Vendanges-manuelles.jpgUne machine à vendanger dans le Clos de Vougeot ! Impossible ? Non, c'est la scène à laquelle on peut assister tous les ans. Un des propriétaires de ce fameux clos a pris cette option depuis quelques années déjà. Et ce n'est pas l'unique cas de grands crus vendangés à la machine.

Les puristes, attachés à la tradition ou au "folklore" des vendanges, s'offusquent. Il n'y pas qu'eux.

Les grands crus monopoles, La Romanée, La Romanée-Conti, La Tâche, Clos de Tart et La Grande Rue souhaitent que leurs cahiers des charges d'appellation bannissent l'utilisation de ces machines. La proposition a été faite à l'Institut des appellations (INAO). Pourquoi ces cinq là ? Il s'agit de grands crus monopoles dont les propriétaires ont toute latitude pour demander l'amendement des décrets régissant leurs conditions de production, sans rendre de comptes à leurs collègues.
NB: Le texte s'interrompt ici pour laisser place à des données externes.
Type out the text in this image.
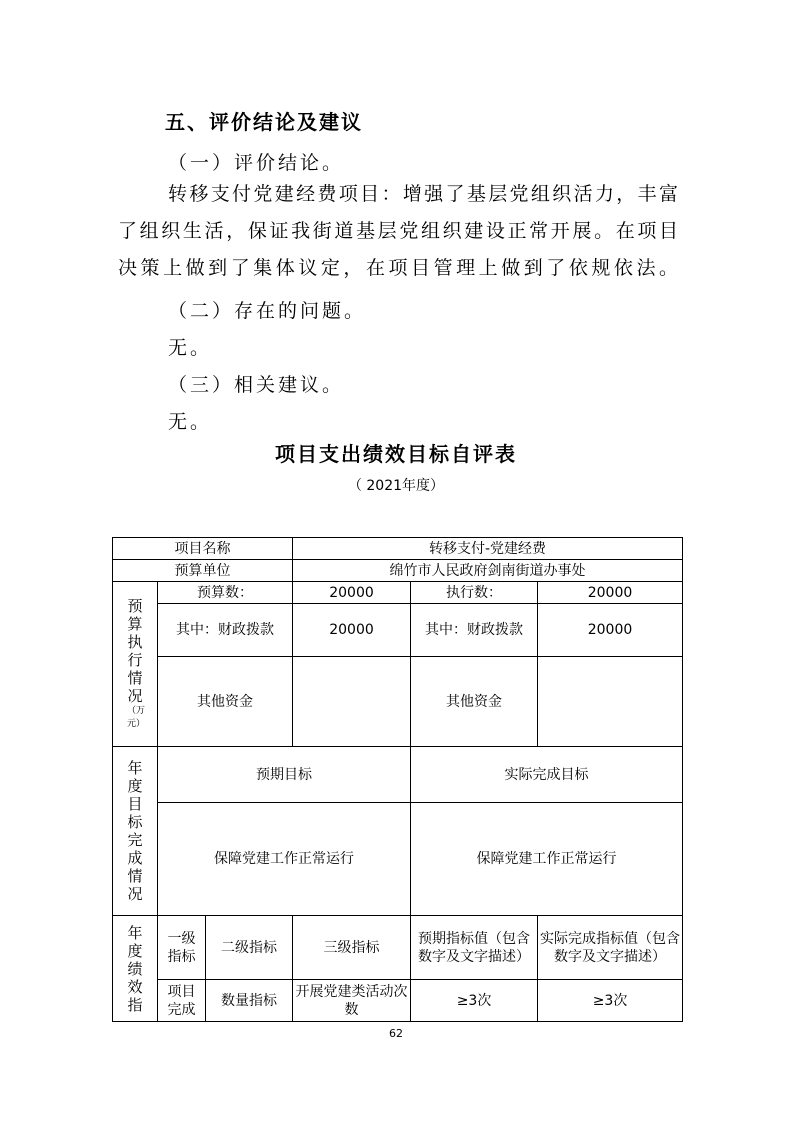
五、评价结论及建议
（一）评价结论。
转移支付党建经费项目：增强了基层党组织活力，丰富
了组织生活，保证我街道基层党组织建设正常开展。在项目
决策上做到了集体议定，在项目管理上做到了依规依法。
（二）存在的问题。
无。
（三）相关建议。
无。
项目支出绩效目标自评表
（ 2021年度）
项目名称			转移支付-党建经费		
预算单位			绵竹市人民政府剑南街道办事处		
预算执行情况
（万元）	预算数：		20000	执行数：	20000
	其中：财政拨款		20000	其中：财政拨款	20000
	其他资金			其他资金	
年度目标完成情况	预期目标			实际完成目标	
	保障党建工作正常运行			保障党建工作正常运行	
年度绩效指	一级指标	二级指标	三级指标	预期指标值（包含数字及文字描述）	实际完成指标值（包含数字及文字描述）
	项目完成	数量指标	开展党建类活动次数	≥3次	≥3次
62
Les tenants de la machine plaideront qu'un engin bien mené et bien réglé fait du bon travail. "Peut-être meilleur encore qu'une équipe de mauvais vendangeurs", entend-on régulièrement. Sans doute vrai. Mais les partisans de l'interdiction ne manquent pas d'objections. Louis-Michel Liger-Belair (propriétaire de La Romanée), président de l'Union des grands crus, fait le tour des arguments plaidant pour l'interdiction. Parmi eux, la configuration des terroirs en grand cru. Installés sur des pentes souvent relativement inclinées, la conduite et le réglage de la machine y sont délicats. Par ailleurs, une vendange mécanique rend le tri des raisins difficiles. Il faut aussi déplorer les éventuels dégâts infligés aux ceps secoués. Ou encore insister sur le fait que le passage d'une machine lourde n'est pas très bon pour les sols… Enfin, et c'est sans doute l'argument qualitatif le plus important : le pinot noir, cépage fragile, déteste être trituré. Plus les raisins sont mis en cuve frais, et parfaitement intacts, plus les chances de produire un grand vin sont importantes. La machine n'offre pas les meilleures garanties dans ce domaine. Beaucoup moins en tous cas que des grappes délicatement posées dans une petite caisse et transportées à la cuverie sans crainte de tassement.

Il est largement admis dans la communauté vigneronne que la machine obère la qualité des vins rouges, mais pas ou très peu celle des blancs (le chardonnay étant moins délicat).

Le seul élément positif de la machine est d'éviter au producteur d'avoir à mobiliser rapidement et à gérer les équipes de vendangeurs. La tâche, c'est vrai, n'est pas toujours simple quand on veut cueillir au juste moment.

Certains producteurs adeptes de la machine en reviennent. Patrick Mallard (Ladoix-Serrigny), propriétaire dans les Cortons a réinvesti dans le sécateur lors des dernières vendanges. Jusqu'alors tenant du 100% machine, il a récolté ses grands crus 2010 à la main. "Ces vins ont plus de fond", constate-t-il. Il prévoit de repasser une plus grande partie du domaine aux vendanges manuelles dès la prochaine récolte.

"Les études ont montré que la qualité d'une vendange mécanique est inférieure à celle d'une vendange manuelle. Les Champenois et les producteurs de crémants de Bourgogne l'ont interdite, nous pouvons nous permettre de l'interdire nous aussi !", conclut Louis-Michel Liger-Belair.

Enfin, on peut aussi évoquer le rôle social des vendanges, une de ces activités ritualisées qui rythmait la vie de nos campagnes il y a encore peu. Elle continue à fournir quelques milliers d'emplois chaque année.

Economiquement, la machine n'a pas grand avantage : une économie de seulement 1 000 euros à l'hectare (selon Louis-Michel Liger Belair). Le prix de quelques fûts neufs… N'oublions pas que l'on parle ici de la crème de la crème de la Bourgogne : les 2% de sa superficie la mieux valorisée… La Bourgogne des grands crus s'honorerait à généraliser cette interdiction.

Photo : Vendanges, manuelles, d'un grand cru de la Côte de Nuits.